E l’Ungheria si è pure guadagnata l’inimicizia del suo cittadino più ricco, George Soros, che ha rivolto i propri strali sia contro Orbán sia contro lo IOF. Per tutta risposta, Orbán ha aumentato gli stanziamenti in programmi a favore della famiglia, sfidando a tal punto l’avversario da costringere Soros a traslocare le proprie operazioni altrove, non senza nel frattempo scordarsi, Soros, di eleggere lo IOF a nemico principale.
Ma sempre in quel frattempo, il ministro Novak è diventata, appunto, la prima donna a sedere alla presidenza della repubblica ungherese.
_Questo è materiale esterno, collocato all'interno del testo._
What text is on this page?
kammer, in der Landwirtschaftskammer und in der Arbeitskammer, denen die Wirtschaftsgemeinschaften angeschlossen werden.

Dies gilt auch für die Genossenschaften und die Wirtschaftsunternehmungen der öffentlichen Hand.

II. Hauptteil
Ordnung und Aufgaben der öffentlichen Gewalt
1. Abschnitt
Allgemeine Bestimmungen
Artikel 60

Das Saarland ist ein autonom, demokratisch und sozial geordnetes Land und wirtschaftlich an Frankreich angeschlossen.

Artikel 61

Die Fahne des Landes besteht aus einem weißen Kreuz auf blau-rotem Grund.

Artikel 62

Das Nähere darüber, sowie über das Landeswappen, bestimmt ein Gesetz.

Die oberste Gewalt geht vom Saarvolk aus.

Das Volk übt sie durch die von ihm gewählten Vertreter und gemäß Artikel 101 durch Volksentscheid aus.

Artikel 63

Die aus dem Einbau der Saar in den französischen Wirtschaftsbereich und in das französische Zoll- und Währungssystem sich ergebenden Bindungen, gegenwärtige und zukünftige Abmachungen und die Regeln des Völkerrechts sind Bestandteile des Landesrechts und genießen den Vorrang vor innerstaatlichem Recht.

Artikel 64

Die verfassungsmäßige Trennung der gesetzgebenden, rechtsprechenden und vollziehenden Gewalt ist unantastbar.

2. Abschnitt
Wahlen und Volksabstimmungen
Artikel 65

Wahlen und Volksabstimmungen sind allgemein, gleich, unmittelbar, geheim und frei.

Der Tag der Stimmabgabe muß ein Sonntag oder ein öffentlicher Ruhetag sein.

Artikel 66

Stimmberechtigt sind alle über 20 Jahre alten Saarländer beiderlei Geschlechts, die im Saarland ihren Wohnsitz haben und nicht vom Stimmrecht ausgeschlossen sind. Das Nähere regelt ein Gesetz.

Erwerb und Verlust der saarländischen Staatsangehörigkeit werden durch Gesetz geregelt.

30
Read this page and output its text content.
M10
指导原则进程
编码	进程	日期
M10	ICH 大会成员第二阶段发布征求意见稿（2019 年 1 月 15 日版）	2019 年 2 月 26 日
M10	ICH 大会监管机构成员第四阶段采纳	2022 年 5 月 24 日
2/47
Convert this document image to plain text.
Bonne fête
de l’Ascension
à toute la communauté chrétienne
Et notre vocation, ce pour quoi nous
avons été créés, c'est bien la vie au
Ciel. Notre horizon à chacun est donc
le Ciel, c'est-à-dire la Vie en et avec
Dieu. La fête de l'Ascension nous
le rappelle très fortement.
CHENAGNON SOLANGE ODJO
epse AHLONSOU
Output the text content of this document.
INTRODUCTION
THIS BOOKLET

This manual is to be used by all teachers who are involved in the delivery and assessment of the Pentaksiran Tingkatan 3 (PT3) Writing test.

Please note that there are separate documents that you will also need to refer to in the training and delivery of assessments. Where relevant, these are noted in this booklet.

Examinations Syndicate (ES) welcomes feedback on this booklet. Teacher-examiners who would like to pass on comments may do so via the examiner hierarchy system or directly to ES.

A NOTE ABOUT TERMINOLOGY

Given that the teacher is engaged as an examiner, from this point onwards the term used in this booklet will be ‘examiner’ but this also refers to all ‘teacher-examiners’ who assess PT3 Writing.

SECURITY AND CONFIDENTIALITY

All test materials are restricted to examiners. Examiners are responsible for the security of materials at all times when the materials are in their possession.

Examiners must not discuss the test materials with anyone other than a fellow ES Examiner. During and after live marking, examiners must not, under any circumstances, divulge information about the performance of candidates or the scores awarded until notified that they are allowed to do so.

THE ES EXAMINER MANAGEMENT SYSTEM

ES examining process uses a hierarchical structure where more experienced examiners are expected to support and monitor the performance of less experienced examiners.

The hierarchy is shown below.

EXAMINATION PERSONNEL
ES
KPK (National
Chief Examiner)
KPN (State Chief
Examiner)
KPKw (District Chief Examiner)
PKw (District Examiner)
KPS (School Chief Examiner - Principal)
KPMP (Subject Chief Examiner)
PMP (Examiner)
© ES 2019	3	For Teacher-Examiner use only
Sorprende ben poco che il radicalismo LGBT+ e i suoi corifei nei media del mondo stiano cercando di occultare la nuova, enorme vittoria di Orbán sotto il tappeto. Volendo artatamente ignorare proprio le politiche a favore della famiglia che hanno animato la storica vittoria di domenica, la stampa sta del resto cercando di infangare i suoi protagonisti, ovvero gli elettori di Orbán, che rappresentano oltre i due terzi del Paese, dipingendoli fantasiosamente come meri strumenti nelle mani del presidente russo Vladimir Putin. Risibile, patetico, ingominioso.